Do Montepio à China
HAVERÁ QUEM GANHE COM ISTO, MAS NÃO SERÁ SEGURAMENTE O PAÍS
Na semana passada, dois acontecimentos sem aparente relação um com o outro foram o melhor revelador do que é hoje Portugal. Décadas ficaram resumidas no espaço de apenas uns dias: de um lado, tivemos a eleição para a presidência da Montepio Geral – Associação Mutualista. O seu vencedor foi um dos últimos representantes do capitalismo de compadrio nascido das privatizações dos anos 90. Pois este indivíduo suspeito de intrujices diversas teve a apoiá-lo um vasto conjunto de “personalidades”, indo desde vários quadrantes políticos (do PSD ao PCP) até artistas variados, passando por “individualidades” sortidas, num cortejo daquilo que é tido por aí como a “nata” do país. Não podia haver melhor retrato de um certo ecossistema do passado: em nome de se criar um capitalismo genuinamente português, foram oferecidos, a certos empresários, mercados e rendas protegidos. Estas condições de privilégio não serviram em nada para desen- volver o país e nem sequer serviram para criar o tal capitalismo: com a crise, tudo ruiu com estrondo.

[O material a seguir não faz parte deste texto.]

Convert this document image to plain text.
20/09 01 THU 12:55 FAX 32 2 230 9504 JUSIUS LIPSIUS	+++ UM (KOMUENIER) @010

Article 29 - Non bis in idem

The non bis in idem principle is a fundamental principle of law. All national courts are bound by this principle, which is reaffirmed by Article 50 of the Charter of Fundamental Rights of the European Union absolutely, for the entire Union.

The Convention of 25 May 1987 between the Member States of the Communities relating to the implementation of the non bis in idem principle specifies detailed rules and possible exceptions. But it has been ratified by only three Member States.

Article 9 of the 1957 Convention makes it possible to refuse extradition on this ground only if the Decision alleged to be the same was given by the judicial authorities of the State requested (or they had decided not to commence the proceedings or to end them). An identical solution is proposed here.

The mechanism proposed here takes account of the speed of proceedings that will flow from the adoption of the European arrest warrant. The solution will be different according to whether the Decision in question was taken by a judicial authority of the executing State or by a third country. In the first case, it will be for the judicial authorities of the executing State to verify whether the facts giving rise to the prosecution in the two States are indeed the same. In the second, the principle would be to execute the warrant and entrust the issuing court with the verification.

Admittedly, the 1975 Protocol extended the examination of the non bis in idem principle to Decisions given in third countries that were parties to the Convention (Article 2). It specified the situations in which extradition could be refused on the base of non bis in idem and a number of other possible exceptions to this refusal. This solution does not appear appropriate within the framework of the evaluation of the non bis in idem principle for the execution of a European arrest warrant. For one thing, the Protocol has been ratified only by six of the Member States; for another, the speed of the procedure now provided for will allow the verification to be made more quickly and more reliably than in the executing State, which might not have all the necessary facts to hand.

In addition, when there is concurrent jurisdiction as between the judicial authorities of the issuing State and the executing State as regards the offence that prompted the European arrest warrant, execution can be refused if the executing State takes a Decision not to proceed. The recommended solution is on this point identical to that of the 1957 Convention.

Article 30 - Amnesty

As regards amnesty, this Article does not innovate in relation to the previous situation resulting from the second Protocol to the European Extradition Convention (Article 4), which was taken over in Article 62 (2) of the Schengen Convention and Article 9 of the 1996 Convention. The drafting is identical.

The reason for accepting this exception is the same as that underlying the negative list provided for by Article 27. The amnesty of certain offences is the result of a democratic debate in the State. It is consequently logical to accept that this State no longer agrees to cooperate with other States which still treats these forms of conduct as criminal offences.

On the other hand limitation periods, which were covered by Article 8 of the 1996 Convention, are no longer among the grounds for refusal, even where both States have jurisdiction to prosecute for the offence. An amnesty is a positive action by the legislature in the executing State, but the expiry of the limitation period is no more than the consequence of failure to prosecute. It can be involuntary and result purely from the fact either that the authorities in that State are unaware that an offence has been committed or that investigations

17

Por outro lado, tivemos a visita do novo DDT, como alguém lhe chamou: Xi Jinping. É que das ruínas daquele luso-capitalismo nasceu um novo sino-luso-capitalismo, praticamente nas mesmas condições que o anterior. Foi bonito de ver: empresários, políticos, comentadores e jornalistas, normalmente apopléticos com o nascente “fascismo trumpista”, desfizeram-se em bajulações a um fascista comprovado (ou comuno-fascista, ou lá o que é). Haverá quem ganhe com isto, mas não será seguramente o país, que também não deve esperar das práticas empresariais chinesas o seu desenvolvimento. Em troca da renovação de condições de favor, os múltiplos horrores do novo patrão foram varridos para debaixo do tapete. Como na famosa frase atribuída a Groucho Marx: “estes são os meus princípios; se não gostam deles, tenho outros”.